Standard Chartered and CDC, the UK’s development finance institution, have signed a risk-sharing agreement that will lend up to US$100mn to Zimbabwean businesses.

The financing, which will be available to Standard Chartered customers, will be used for capital expenditure and helping businesses meet their day-to-day financing needs. The likely recipients will include firms in the food processing, manufacturing and agriculture sectors. The financing will provide much-needed foreign currency capital for these businesses, allowing them to grow, create jobs and improve the country’s economic future.

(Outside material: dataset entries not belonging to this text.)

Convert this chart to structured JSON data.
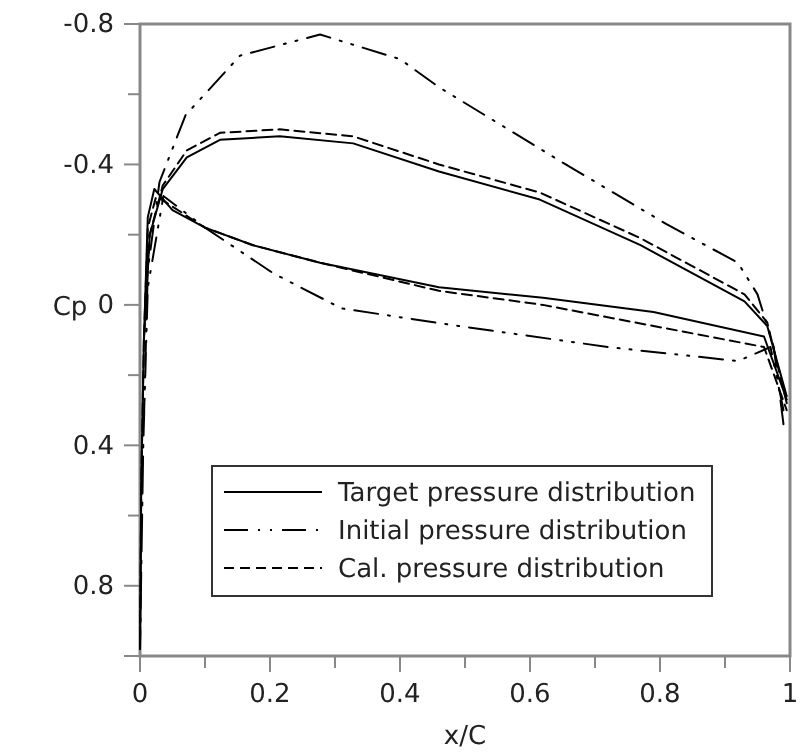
{
  "chart_data": {
    "type": "line",
    "xlabel": "x/C",
    "ylabel": "Cp",
    "xlim": [
      0,
      1
    ],
    "ylim": [
      1.0,
      -0.8
    ],
    "xticks": [
      0,
      {
        "value": 0.1,
        "label": null
      },
      0.2,
      {
        "value": 0.3,
        "label": null
      },
      0.4,
      {
        "value": 0.5,
        "label": null
      },
      0.6,
      {
        "value": 0.7,
        "label": null
      },
      0.8,
      {
        "value": 0.9,
        "label": null
      },
      1
    ],
    "yticks": [
      -0.8,
      {
        "value": -0.6,
        "label": null
      },
      -0.4,
      {
        "value": -0.2,
        "label": null
      },
      0,
      {
        "value": 0.2,
        "label": null
      },
      0.4,
      {
        "value": 0.6,
        "label": null
      },
      0.8
    ],
    "grid": false,
    "legend": "bottom right",
    "marker": "none",
    "series": [
      {
        "name": "Target pressure distribution",
        "color": "#000000",
        "line_style": "solid",
        "x": [
          0.995,
          0.965,
          0.93,
          0.77,
          0.615,
          0.46,
          0.328,
          0.215,
          0.123,
          0.072,
          0.035,
          0.015,
          0.006,
          0.002,
          0,
          0.002,
          0.006,
          0.012,
          0.022,
          0.05,
          0.1,
          0.174,
          0.277,
          0.46,
          0.62,
          0.79,
          0.96,
          0.995
        ],
        "values": [
          0.26,
          0.06,
          -0.01,
          -0.17,
          -0.3,
          -0.38,
          -0.46,
          -0.48,
          -0.47,
          -0.42,
          -0.33,
          -0.2,
          0.1,
          0.5,
          0.98,
          0.5,
          0.1,
          -0.25,
          -0.33,
          -0.27,
          -0.22,
          -0.17,
          -0.12,
          -0.05,
          -0.02,
          0.02,
          0.09,
          0.27
        ]
      },
      {
        "name": "Initial pressure distribution",
        "color": "#000000",
        "line_style": "dashdot",
        "x": [
          0.99,
          0.975,
          0.95,
          0.92,
          0.81,
          0.646,
          0.46,
          0.4,
          0.277,
          0.154,
          0.07,
          0.03,
          0.012,
          0.005,
          0,
          0.005,
          0.012,
          0.036,
          0.1,
          0.205,
          0.31,
          0.49,
          0.72,
          0.92,
          0.97,
          0.99
        ],
        "values": [
          0.34,
          0.12,
          -0.03,
          -0.12,
          -0.23,
          -0.41,
          -0.62,
          -0.7,
          -0.77,
          -0.71,
          -0.54,
          -0.35,
          -0.1,
          0.4,
          0.98,
          0.4,
          -0.05,
          -0.31,
          -0.22,
          -0.09,
          0.01,
          0.06,
          0.12,
          0.16,
          0.12,
          0.3
        ]
      },
      {
        "name": "Cal. pressure distribution",
        "color": "#000000",
        "line_style": "dashed",
        "x": [
          0.995,
          0.965,
          0.93,
          0.77,
          0.615,
          0.46,
          0.328,
          0.215,
          0.123,
          0.072,
          0.035,
          0.015,
          0.006,
          0.002,
          0,
          0.002,
          0.006,
          0.012,
          0.025,
          0.05,
          0.1,
          0.174,
          0.277,
          0.46,
          0.62,
          0.79,
          0.96,
          0.995
        ],
        "values": [
          0.28,
          0.05,
          -0.03,
          -0.19,
          -0.32,
          -0.4,
          -0.48,
          -0.5,
          -0.49,
          -0.44,
          -0.34,
          -0.2,
          0.1,
          0.5,
          0.98,
          0.5,
          0.1,
          -0.22,
          -0.31,
          -0.28,
          -0.22,
          -0.17,
          -0.12,
          -0.04,
          0.0,
          0.06,
          0.12,
          0.3
        ]
      }
    ]
  }
}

The five-year facility will see CDC and Standard Chartered share the default risk on up to US$100mn of new loans originated by Standard Chartered Bank Zimbabwe in the southern African state.
The agreement comes at a time when Zimbabwe is preparing for its first elections without Robert Mugabe’s name on the ballot since independence from Britain in 1980. Although the exact date of the presidential and parliamentary elections has not been set, former deputy-turned-new-leader Emmerson Dambudzo Mnangagwa said this week that he will announce the date by month-end.
Over the last few decades, Zimbabwe has suffered an acute economic downturn: hyper-inflation wiped out the Zimbabwean dollar and lending activities have been hampered.

But, as the country gears up for the elections, this may be set to change – at least in the trade finance space. GTR understands that the level of interest among investors in trade finance over the last few months has been significant. Visiting financial institutions – the likes of asset managers, hedge funds and regional players representing international capital – are all keen on resuscitating lines of credit.

“In the past three to four months I have met around 20 or so international players, and all of them are indicating willingness to offer trade finance lines in one way or another,” Lawrence Nyazema, commercial director of Barclays in Zimbabwe, told GTR recently, speaking from his office in Harare. “We’ve also had our old relationships out of Europe and the Americas knocking on our doors and walking down our streets.”

CDC and Standard Chartered’s agreement is a step in the right direction for the country, which has faced a critical shortage of foreign currency for the import of raw materials and other essentials after many years of economic decline.

“Our support will not only enable local companies to access finance in hard currency, but will demonstrate to commercial investors that the economic environment is ready for further financing,” says CDC’s CEO, Nick O’Donohoe.